A Segunda Seção do Superior Tribunal de Justiça (STJ) iniciou nesta quinta-feira (16) o julgamento de dois recursos para definir se a lista de procedimentos de cobertura obrigatória para os planos de saúde, instituída pela Agência Nacional de Saúde Suplementar (ANS), é exemplificativa ou taxativa – ou seja, se as operadoras dos planos podem ou não ser obrigadas a cobrir procedimentos não incluídos na relação da agência reguladora. Há divergência sobre o tema entre as duas turmas que compõem a seção de direito privado.
O julgamento foi suspenso após pedido de vista da ministra Nancy Andrighi. Antes, o relator dos recursos, ministro Luis Felipe Salomão, votou pela taxatividade da lista editada pela ANS, sustentando que a elaboração do rol tem o objetivo de proteger os beneficiários de planos, assegurando a eficácia das novas tecnologias adotadas na área da saúde, a pertinência dos procedimentos médicos e a avaliação dos impactos financeiros para o setor.

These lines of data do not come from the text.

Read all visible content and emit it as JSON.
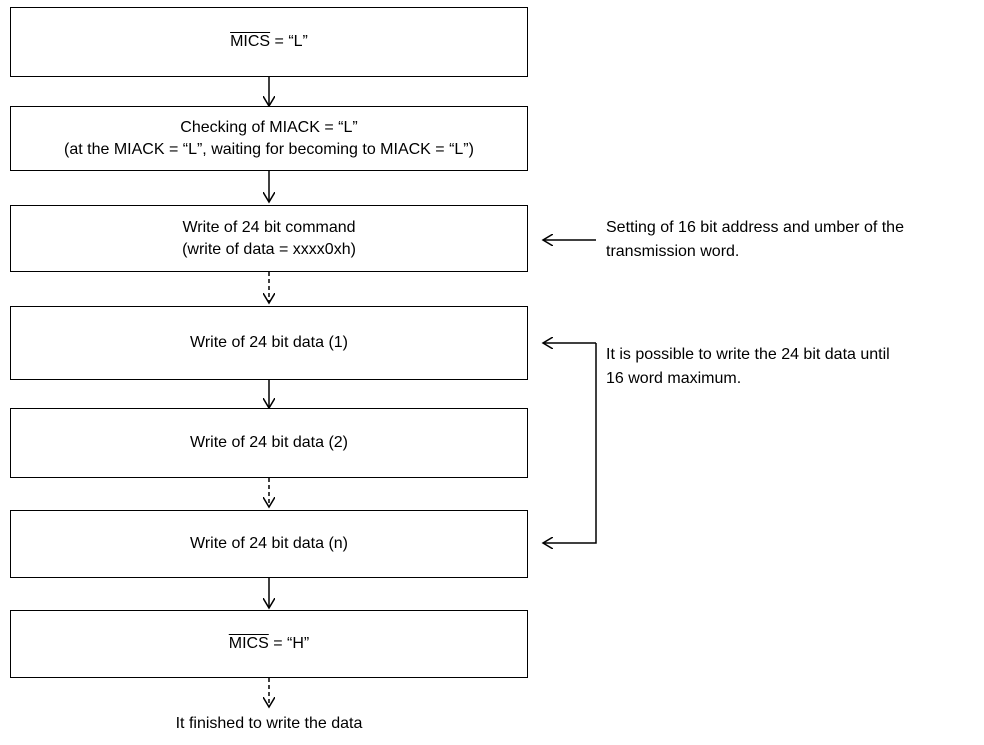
{
  "steps": [
    {
      "signal": "MICS",
      "text": " = “L”"
    },
    {
      "line1": "Checking of MIACK = “L”",
      "line2": "(at the MIACK = “L”, waiting for becoming to MIACK = “L”)"
    },
    {
      "line1": "Write of 24 bit command",
      "line2": "(write of data = xxxx0xh)"
    },
    {
      "text": "Write of 24 bit data (1)"
    },
    {
      "text": "Write of 24 bit data (2)"
    },
    {
      "text": "Write of 24 bit data (n)"
    },
    {
      "signal": "MICS",
      "text": " = “H”"
    }
  ],
  "notes": {
    "command": {
      "line1": "Setting of 16 bit address and umber of the",
      "line2": "transmission word."
    },
    "data": {
      "line1": "It is possible to write the 24 bit data until",
      "line2": "16 word maximum."
    }
  },
  "end_text": "It finished to write the data"
}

Entretanto, o relator ressalvou hipóteses excepcionais em que seria possível obrigar uma operadora a cobrir procedimentos não previstos expressamente pela ANS, como terapias que têm recomendação expressa do Conselho Federal de Medicina e possuem comprovada eficiência para tratamentos específicos. O ministro também considerou possível a adoção de exceções nos casos de medicamentos relacionados ao tratamento do câncer e de prescrição off label – quando o remédio é usado para um tratamento não previsto na bula.
Preocupação estatal em garantir respaldo científico
Salomão destacou que a Lei 9.961/2000, que criou a ANS, estabeleceu a competência da agência para a elaboração do rol de procedimentos de cobertura obrigatória. Ele também apontou que a Lei dos Planos de Saúde (Lei 9.656/1998), em seu artigo 10º, parágrafo 4º – cuja redação mais recente foi dada pela Medida Provisória 1.067/2021 –, prevê que a amplitude das coberturas no âmbito da saúde suplementar, inclusive de transplantes e de procedimentos de alta complexidade, será estabelecida em norma editada pela ANS.

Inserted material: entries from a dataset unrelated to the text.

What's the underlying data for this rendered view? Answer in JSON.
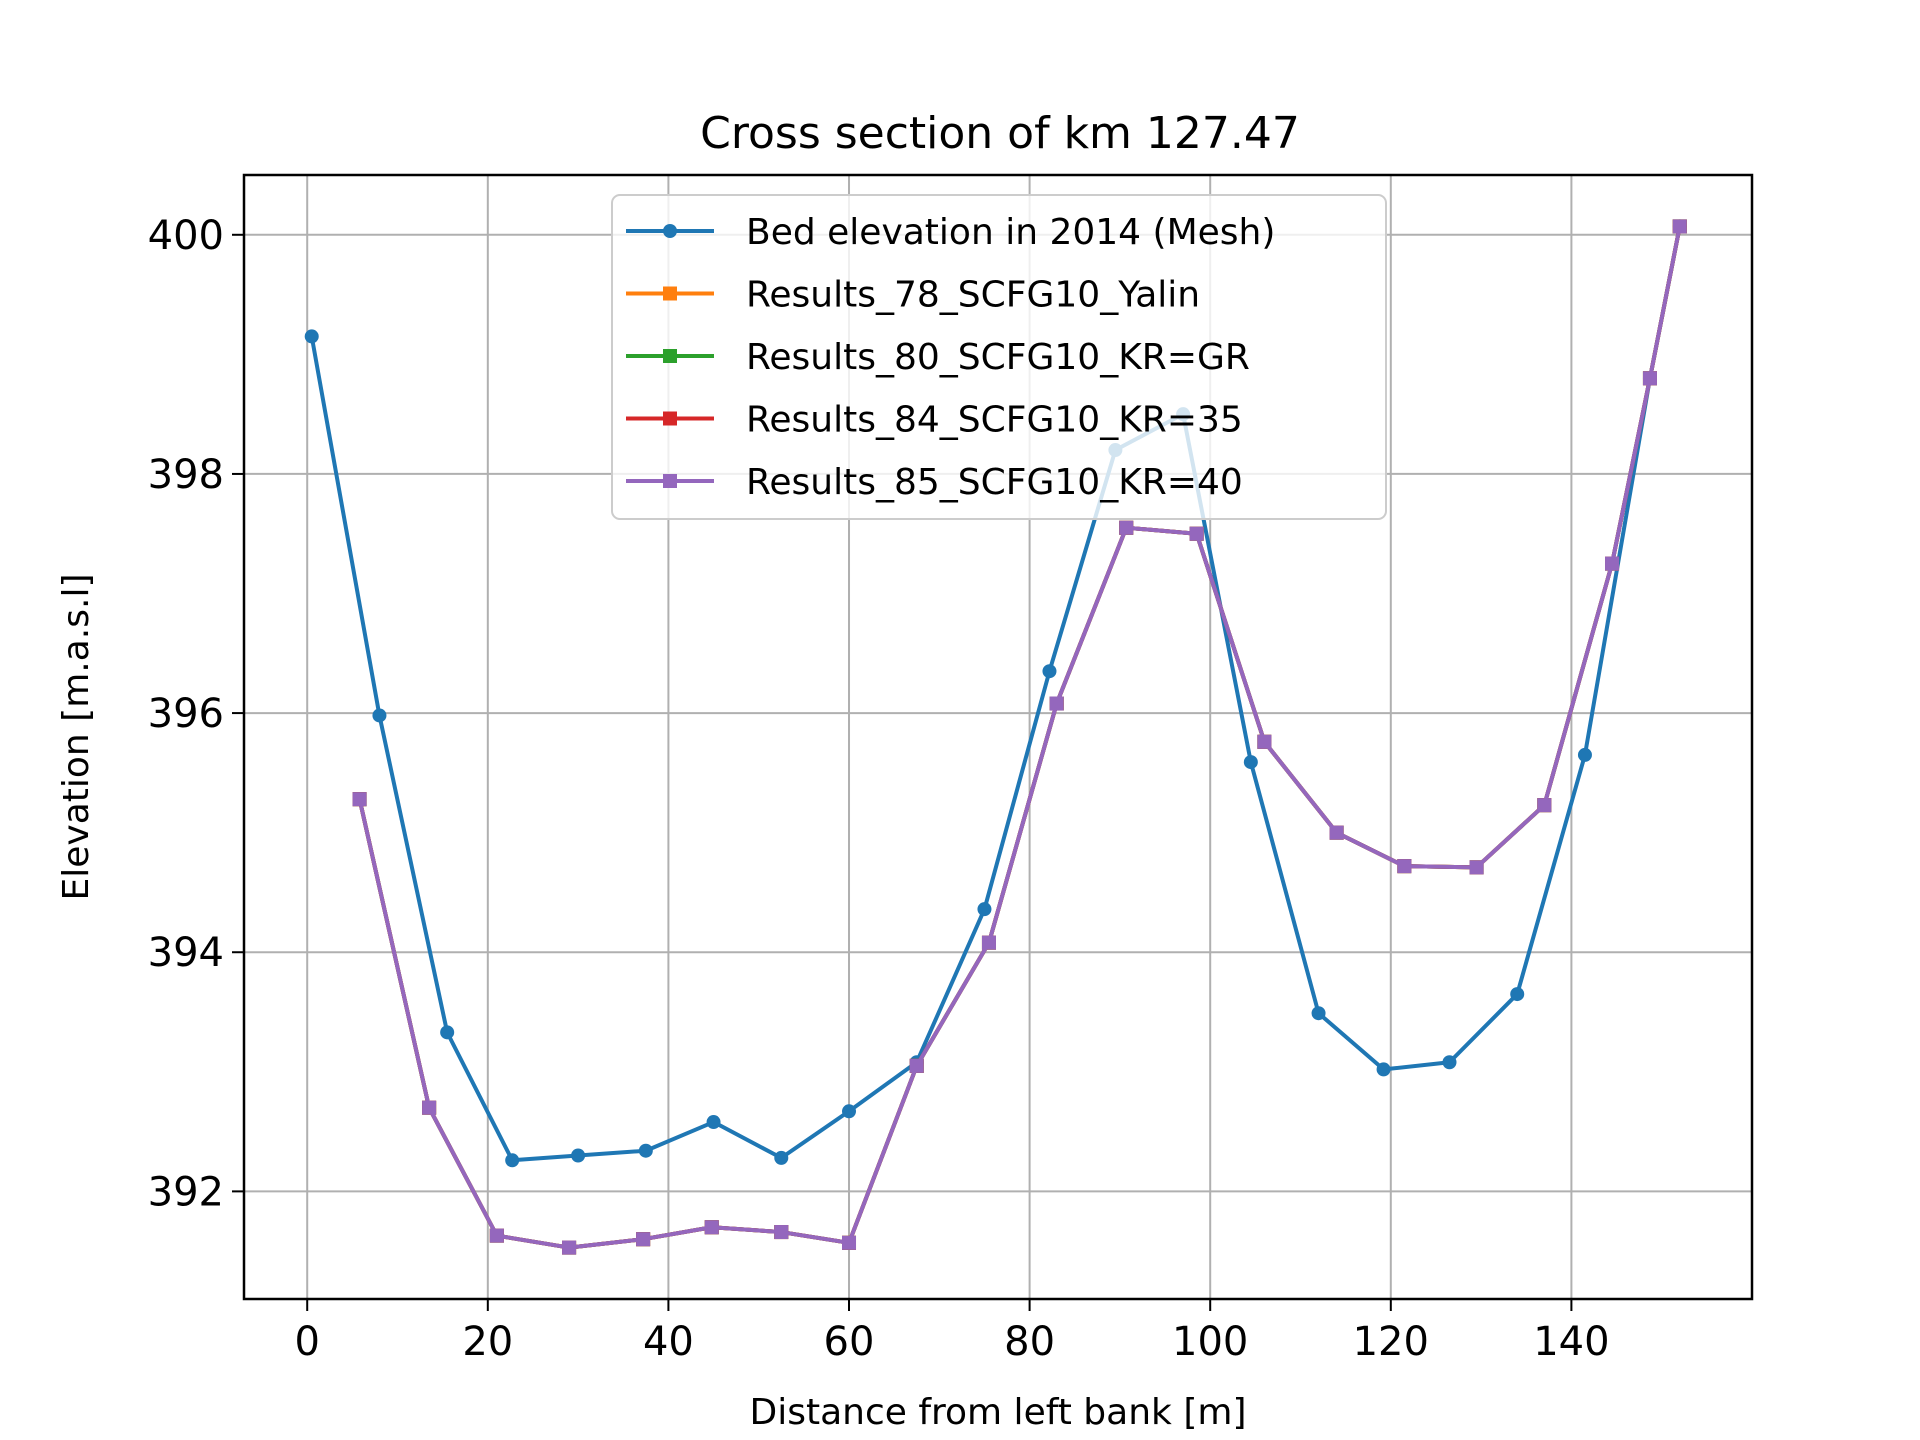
{
  "chart_data": {
    "type": "line",
    "title": "Cross section of km 127.47",
    "xlabel": "Distance from left bank [m]",
    "ylabel": "Elevation [m.a.s.l]",
    "xlim": [
      -7,
      160
    ],
    "ylim": [
      391.1,
      400.5
    ],
    "xticks": [
      0,
      20,
      40,
      60,
      80,
      100,
      120,
      140
    ],
    "yticks": [
      392,
      394,
      396,
      398,
      400
    ],
    "grid": true,
    "legend_position": "upper-center",
    "series": [
      {
        "name": "Bed elevation in 2014 (Mesh)",
        "color": "#1f77b4",
        "marker": "circle",
        "x": [
          0.5,
          8,
          15.5,
          22.7,
          30,
          37.5,
          45,
          52.5,
          60,
          67.5,
          75,
          82.2,
          89.5,
          97,
          104.5,
          112,
          119.2,
          126.5,
          134,
          141.5,
          148.7,
          152
        ],
        "y": [
          399.15,
          395.98,
          393.33,
          392.26,
          392.3,
          392.34,
          392.58,
          392.28,
          392.67,
          393.08,
          394.36,
          396.35,
          398.2,
          398.5,
          395.59,
          393.49,
          393.02,
          393.08,
          393.65,
          395.65,
          398.8,
          400.07
        ]
      },
      {
        "name": "Results_78_SCFG10_Yalin",
        "color": "#ff7f0e",
        "marker": "square",
        "x": [
          5.8,
          13.5,
          21,
          29,
          37.2,
          44.8,
          52.5,
          60,
          67.5,
          75.5,
          83,
          90.7,
          98.5,
          106,
          114,
          121.5,
          129.5,
          137,
          144.5,
          148.7,
          152
        ],
        "y": [
          395.28,
          392.7,
          391.63,
          391.53,
          391.6,
          391.7,
          391.66,
          391.57,
          393.05,
          394.08,
          396.08,
          397.55,
          397.5,
          395.76,
          395.0,
          394.72,
          394.71,
          395.23,
          397.25,
          398.8,
          400.07
        ]
      },
      {
        "name": "Results_80_SCFG10_KR=GR",
        "color": "#2ca02c",
        "marker": "square",
        "x": [
          5.8,
          13.5,
          21,
          29,
          37.2,
          44.8,
          52.5,
          60,
          67.5,
          75.5,
          83,
          90.7,
          98.5,
          106,
          114,
          121.5,
          129.5,
          137,
          144.5,
          148.7,
          152
        ],
        "y": [
          395.28,
          392.7,
          391.63,
          391.53,
          391.6,
          391.7,
          391.66,
          391.57,
          393.05,
          394.08,
          396.08,
          397.55,
          397.5,
          395.76,
          395.0,
          394.72,
          394.71,
          395.23,
          397.25,
          398.8,
          400.07
        ]
      },
      {
        "name": "Results_84_SCFG10_KR=35",
        "color": "#d62728",
        "marker": "square",
        "x": [
          5.8,
          13.5,
          21,
          29,
          37.2,
          44.8,
          52.5,
          60,
          67.5,
          75.5,
          83,
          90.7,
          98.5,
          106,
          114,
          121.5,
          129.5,
          137,
          144.5,
          148.7,
          152
        ],
        "y": [
          395.28,
          392.7,
          391.63,
          391.53,
          391.6,
          391.7,
          391.66,
          391.57,
          393.05,
          394.08,
          396.08,
          397.55,
          397.5,
          395.76,
          395.0,
          394.72,
          394.71,
          395.23,
          397.25,
          398.8,
          400.07
        ]
      },
      {
        "name": "Results_85_SCFG10_KR=40",
        "color": "#9467bd",
        "marker": "square",
        "x": [
          5.8,
          13.5,
          21,
          29,
          37.2,
          44.8,
          52.5,
          60,
          67.5,
          75.5,
          83,
          90.7,
          98.5,
          106,
          114,
          121.5,
          129.5,
          137,
          144.5,
          148.7,
          152
        ],
        "y": [
          395.28,
          392.7,
          391.63,
          391.53,
          391.6,
          391.7,
          391.66,
          391.57,
          393.05,
          394.08,
          396.08,
          397.55,
          397.5,
          395.76,
          395.0,
          394.72,
          394.71,
          395.23,
          397.25,
          398.8,
          400.07
        ]
      }
    ]
  }
}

No campo doutrinário, o ministro apresentou posições no sentido de que o rol, além de precificar os valores da cobertura-base pelos planos de saúde, mostra a preocupação do Estado em não submeter os pacientes a procedimentos que não tenham respaldo científico, evitando que os beneficiários virem reféns da cadeia de produtos e serviços de saúde.
Ampliação do rol após consulta pública
Em seu voto, Salomão ressaltou que a Resolução Normativa 470/2021, que entrará em vigor em outubro próximo, fixa o rito para a atualização do rol de procedimentos e eventos em saúde. Para a atualização da listagem atual (Resolução ANS 465/2021) – disse o relator –,foi realizada ampla consulta pública, que resultou na incorporação de 69 novos procedimentos.
"Portanto, a submissão ao rol da ANS, a toda evidência, não privilegia nenhuma das partes da relação contratual, pois é solução concebida e estabelecida pelo próprio legislador para harmonização da relação contratual", afirmou.
Ainda de acordo com o ministro, se o rol fosse meramente exemplificativo, não seria possível definir o preço da cobertura diante de uma lista de procedimentos indefinida ou flexível. Para ele, o prejuízo ao consumidor seria inevitável, pois se veria sobrecarregado com o repasse dos custos ao valor da mensalidade – impedindo maior acesso da população, sobretudo dos mais pobres –, ou a atividade econômica das operadoras ficaria inviabilizada.
Ao defender a taxatividade do rol da ANS como forma de proteger o consumidor e preservar o equilíbrio econômico do mercado de planos de saúde, Salomão lembrou que, por razões semelhantes, diversos países adotam uma lista oficial de coberturas obrigatórias pelos planos, como a Inglaterra, a Itália, o Japão e os Estados Unidos.
O julgamento retornará à pauta da Segunda Seção com a apresentação do voto-vista pela ministra Nancy Andrighi, ainda sem data definida.